GM3 (monosialodihexosylganglioside) is a type of ganglioside. The letter G refers to ganglioside, and M is for monosialic acid as it has one sialic acid only.  The numbering is based on its relative mobility in electrophoresis among other monosialic gangliosides.  Its structure can be condensed to NANA-Gal-Glc-ceramide. GM3 is the most common membrane-bound glycosphingolipid in tissues, composed of three monosaccharide groups attached to a ceramide backbone. GM3 serves as a precursor for other, more complex gangliosides. Like other gangliosides, GM3 is synthesized in the Golgi apparatus. It is then transported to the plasma membrane, where it functions in cellular signaling. GM3 also functions as an inhibitor; it inhibits cell growth, the function of growth factor receptors, and generation of cytokines by T cells.
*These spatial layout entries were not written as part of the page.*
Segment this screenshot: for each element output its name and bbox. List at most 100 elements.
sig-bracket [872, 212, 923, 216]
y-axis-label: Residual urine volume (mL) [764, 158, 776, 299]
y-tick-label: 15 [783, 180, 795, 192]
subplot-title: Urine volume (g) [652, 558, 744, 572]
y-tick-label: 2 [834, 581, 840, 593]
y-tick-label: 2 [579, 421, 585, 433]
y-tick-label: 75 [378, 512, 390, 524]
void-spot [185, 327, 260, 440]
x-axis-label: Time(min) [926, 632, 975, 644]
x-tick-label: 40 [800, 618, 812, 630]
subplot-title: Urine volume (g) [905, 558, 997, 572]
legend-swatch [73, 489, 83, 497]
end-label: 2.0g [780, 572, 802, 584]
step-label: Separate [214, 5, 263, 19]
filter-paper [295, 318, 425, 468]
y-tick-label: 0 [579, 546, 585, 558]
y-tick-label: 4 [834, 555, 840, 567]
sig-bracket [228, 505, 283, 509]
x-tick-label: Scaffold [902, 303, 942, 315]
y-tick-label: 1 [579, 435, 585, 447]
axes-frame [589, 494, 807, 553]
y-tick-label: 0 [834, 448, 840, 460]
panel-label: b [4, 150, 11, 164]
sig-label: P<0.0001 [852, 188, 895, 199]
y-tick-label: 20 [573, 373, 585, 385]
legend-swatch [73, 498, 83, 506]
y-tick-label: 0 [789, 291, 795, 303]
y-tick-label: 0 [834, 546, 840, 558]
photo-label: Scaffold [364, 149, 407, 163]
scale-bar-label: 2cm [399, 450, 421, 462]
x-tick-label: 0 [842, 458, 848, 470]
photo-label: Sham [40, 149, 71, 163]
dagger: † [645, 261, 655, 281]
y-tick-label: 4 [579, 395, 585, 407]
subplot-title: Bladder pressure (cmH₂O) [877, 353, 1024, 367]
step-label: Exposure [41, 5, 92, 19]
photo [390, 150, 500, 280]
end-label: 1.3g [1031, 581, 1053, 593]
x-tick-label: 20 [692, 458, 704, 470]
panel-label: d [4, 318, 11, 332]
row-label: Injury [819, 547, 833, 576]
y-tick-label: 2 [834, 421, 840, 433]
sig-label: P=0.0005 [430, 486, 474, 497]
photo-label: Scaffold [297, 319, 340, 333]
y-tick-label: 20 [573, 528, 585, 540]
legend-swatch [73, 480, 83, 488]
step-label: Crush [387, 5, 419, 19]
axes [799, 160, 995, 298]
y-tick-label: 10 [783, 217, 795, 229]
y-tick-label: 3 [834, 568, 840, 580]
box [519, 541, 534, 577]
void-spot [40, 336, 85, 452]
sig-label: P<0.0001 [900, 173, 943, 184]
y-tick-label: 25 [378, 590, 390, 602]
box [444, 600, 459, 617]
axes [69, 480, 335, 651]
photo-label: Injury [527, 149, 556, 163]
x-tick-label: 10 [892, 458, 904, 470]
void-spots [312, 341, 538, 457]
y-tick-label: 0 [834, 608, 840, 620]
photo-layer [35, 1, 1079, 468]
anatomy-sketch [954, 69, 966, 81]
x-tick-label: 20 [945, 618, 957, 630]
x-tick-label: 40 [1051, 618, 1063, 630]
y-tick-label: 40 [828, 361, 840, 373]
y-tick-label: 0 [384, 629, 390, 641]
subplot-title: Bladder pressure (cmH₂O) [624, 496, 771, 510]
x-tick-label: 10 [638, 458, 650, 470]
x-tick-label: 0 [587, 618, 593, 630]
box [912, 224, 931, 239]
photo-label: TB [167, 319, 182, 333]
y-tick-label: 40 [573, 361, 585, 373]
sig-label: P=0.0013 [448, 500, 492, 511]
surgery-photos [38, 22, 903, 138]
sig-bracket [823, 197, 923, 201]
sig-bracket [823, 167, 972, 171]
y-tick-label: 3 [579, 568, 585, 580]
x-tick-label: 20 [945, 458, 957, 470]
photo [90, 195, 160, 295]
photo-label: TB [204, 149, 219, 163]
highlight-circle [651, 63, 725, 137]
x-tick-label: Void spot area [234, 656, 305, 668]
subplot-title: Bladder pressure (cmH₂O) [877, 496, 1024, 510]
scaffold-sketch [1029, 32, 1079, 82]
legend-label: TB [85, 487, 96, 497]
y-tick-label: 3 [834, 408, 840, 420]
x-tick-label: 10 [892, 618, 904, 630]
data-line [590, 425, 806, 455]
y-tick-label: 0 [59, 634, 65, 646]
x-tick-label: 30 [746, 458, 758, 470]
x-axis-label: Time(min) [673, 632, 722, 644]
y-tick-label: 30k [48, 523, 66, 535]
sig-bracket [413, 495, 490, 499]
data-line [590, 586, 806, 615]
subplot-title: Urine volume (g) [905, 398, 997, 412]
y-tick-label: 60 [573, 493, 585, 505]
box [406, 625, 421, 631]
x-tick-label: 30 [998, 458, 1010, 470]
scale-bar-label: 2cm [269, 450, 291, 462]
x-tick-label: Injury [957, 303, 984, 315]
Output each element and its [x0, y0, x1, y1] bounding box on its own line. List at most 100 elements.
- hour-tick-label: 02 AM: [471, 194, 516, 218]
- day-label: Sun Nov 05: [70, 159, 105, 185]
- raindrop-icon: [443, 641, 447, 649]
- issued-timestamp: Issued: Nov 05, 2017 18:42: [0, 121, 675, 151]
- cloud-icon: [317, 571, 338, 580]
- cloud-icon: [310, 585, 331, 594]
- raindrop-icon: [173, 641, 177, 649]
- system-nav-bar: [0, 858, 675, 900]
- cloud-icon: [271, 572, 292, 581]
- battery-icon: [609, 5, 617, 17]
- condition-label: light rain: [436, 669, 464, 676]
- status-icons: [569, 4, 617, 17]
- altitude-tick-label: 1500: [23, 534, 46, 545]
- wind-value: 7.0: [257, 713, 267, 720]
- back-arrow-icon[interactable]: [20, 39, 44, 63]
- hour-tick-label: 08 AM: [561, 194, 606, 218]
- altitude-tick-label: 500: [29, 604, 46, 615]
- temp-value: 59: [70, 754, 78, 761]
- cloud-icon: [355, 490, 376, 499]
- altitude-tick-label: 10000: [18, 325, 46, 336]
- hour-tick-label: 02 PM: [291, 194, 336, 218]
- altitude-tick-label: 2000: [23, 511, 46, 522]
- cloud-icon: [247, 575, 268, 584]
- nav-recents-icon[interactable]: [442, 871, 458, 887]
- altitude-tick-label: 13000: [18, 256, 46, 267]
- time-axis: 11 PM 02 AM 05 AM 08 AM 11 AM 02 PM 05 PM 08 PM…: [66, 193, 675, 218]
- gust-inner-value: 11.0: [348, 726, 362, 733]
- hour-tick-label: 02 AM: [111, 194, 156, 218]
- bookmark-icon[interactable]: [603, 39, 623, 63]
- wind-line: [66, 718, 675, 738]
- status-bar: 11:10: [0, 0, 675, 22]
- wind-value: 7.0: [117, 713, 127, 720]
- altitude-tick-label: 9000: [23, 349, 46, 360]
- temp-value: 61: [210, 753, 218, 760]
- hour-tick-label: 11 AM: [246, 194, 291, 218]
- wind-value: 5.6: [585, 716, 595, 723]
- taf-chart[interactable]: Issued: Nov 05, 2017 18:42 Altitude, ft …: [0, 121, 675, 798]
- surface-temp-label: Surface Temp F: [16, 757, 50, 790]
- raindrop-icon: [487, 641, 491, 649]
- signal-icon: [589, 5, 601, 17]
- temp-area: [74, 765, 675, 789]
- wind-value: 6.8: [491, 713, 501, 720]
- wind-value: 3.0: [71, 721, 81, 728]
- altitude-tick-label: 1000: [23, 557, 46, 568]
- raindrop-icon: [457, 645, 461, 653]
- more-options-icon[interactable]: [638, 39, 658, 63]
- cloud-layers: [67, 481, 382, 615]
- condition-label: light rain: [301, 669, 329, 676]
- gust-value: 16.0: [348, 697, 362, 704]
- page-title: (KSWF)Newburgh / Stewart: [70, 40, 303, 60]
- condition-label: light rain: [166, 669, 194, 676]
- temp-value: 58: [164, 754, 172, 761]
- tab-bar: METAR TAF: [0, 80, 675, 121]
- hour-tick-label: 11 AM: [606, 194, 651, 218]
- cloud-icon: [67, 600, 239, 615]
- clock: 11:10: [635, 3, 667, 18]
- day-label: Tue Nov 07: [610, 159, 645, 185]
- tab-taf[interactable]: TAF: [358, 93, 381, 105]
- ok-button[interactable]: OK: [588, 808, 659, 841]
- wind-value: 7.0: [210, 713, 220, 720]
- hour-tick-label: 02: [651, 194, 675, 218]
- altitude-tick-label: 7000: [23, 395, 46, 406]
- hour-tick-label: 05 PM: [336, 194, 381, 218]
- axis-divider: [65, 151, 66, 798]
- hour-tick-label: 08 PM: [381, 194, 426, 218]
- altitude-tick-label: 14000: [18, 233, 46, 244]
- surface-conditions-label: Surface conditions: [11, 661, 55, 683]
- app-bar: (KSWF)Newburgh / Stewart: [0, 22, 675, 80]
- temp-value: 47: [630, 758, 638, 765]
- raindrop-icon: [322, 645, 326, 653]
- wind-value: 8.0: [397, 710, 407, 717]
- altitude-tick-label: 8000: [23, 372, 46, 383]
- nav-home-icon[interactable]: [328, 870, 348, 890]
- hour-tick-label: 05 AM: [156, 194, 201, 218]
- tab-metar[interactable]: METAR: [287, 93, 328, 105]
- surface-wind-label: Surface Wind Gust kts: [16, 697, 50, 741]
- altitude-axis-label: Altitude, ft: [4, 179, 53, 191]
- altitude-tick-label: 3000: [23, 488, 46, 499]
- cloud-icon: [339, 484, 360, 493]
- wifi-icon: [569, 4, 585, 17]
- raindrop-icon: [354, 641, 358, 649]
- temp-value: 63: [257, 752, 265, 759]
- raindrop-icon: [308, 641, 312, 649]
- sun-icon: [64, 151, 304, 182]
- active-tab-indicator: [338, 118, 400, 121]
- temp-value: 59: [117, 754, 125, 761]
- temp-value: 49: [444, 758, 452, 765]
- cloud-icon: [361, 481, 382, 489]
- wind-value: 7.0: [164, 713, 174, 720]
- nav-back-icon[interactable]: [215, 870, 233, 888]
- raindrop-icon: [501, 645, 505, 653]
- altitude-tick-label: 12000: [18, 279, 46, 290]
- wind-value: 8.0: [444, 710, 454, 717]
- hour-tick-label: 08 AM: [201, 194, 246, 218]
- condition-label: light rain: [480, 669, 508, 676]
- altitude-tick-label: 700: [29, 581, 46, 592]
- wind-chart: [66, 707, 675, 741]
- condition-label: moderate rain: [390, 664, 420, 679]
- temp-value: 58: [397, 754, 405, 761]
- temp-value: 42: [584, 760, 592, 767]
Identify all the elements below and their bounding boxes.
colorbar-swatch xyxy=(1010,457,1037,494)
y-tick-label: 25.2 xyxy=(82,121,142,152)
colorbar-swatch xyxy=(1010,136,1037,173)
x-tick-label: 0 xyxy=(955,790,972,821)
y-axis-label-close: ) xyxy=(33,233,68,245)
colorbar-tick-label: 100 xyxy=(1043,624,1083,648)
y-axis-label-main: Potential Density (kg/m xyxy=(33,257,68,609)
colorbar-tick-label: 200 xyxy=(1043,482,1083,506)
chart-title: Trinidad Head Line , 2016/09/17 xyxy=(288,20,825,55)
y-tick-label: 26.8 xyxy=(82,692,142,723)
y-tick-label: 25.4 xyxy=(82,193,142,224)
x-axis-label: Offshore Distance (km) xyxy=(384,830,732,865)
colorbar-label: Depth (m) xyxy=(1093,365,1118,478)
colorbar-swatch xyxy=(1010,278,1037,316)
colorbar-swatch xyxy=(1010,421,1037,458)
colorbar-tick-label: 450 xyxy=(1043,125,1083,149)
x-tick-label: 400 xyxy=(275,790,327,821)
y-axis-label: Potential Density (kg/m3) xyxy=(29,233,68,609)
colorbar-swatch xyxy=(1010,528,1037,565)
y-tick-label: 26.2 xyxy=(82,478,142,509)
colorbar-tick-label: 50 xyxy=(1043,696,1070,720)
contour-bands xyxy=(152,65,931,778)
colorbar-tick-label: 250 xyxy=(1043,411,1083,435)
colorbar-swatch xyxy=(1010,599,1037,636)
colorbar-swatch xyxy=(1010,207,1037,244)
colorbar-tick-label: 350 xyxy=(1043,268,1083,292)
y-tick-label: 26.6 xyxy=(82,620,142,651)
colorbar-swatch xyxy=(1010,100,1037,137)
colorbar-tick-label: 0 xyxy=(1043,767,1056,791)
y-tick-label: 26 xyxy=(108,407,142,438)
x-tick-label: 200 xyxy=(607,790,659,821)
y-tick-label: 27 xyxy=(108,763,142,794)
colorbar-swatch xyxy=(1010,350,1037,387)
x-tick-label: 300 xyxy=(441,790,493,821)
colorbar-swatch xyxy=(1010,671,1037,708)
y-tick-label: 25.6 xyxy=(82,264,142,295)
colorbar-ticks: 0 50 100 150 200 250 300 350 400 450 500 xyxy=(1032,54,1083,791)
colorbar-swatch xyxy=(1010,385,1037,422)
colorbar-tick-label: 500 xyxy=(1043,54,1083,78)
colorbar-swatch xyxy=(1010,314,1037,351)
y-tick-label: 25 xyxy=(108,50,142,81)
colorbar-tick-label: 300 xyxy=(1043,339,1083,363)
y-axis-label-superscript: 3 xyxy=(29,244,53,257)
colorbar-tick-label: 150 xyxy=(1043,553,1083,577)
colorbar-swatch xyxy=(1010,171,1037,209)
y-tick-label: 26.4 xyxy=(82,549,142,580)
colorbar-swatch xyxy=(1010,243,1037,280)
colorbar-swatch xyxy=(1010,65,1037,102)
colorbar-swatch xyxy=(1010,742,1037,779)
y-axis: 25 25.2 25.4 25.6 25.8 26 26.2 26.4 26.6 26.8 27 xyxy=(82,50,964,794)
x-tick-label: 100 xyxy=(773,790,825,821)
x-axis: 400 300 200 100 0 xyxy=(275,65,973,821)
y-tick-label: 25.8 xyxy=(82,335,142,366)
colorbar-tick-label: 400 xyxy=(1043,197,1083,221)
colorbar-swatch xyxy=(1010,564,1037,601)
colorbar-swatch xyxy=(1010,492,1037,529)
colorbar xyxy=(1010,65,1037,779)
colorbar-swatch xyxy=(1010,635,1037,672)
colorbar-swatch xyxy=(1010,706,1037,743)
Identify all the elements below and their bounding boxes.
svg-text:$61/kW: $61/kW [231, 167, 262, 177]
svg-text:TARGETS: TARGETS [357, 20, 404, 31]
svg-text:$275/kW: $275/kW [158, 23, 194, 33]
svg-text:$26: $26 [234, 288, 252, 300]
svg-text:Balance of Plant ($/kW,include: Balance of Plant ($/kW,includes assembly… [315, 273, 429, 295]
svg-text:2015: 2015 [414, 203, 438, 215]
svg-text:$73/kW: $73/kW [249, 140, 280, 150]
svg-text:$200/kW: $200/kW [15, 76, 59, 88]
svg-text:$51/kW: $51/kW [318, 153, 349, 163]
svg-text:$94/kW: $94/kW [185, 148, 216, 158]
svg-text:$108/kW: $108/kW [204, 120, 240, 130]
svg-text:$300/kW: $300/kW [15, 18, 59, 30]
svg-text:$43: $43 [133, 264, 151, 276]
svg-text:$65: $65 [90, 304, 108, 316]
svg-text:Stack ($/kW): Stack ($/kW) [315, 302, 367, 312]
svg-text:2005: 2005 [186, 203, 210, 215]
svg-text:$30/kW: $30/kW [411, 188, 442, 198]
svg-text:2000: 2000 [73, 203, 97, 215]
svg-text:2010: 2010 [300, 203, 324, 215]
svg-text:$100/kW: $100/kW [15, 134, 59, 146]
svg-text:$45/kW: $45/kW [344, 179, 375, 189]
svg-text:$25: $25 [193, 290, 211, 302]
Applications in Cancer Treatment 
The immunologic function of GM3 in inhibiting proliferation has resulted in its usage in the study of cancer biology and cancer treatments. GM3 has been found to reduce the motility of ovarian cancer cells, colorectal cancer cells, and gastric cancer cells. High amounts of GM3 also displayed a high amount of caveolin-1, a molecule which has been shown to inhibit ovarian cancer growth. In bladder cancer cells, GM3 show antiproliferative effects. Increased concentrations of GM3 in bladder cancer cells reduces the malignancy potential of those cells and induces apoptosis. The addition of GM3 to bladder cancer cells also decreases their cell adhesion and inhibits tumor growth. Due to its role in inhibiting cancer growth, GM3 is a target of cancer treatments. The chemotherapy drug cisplatin functions by inducing GM3-mediated apoptosis of cancer cells.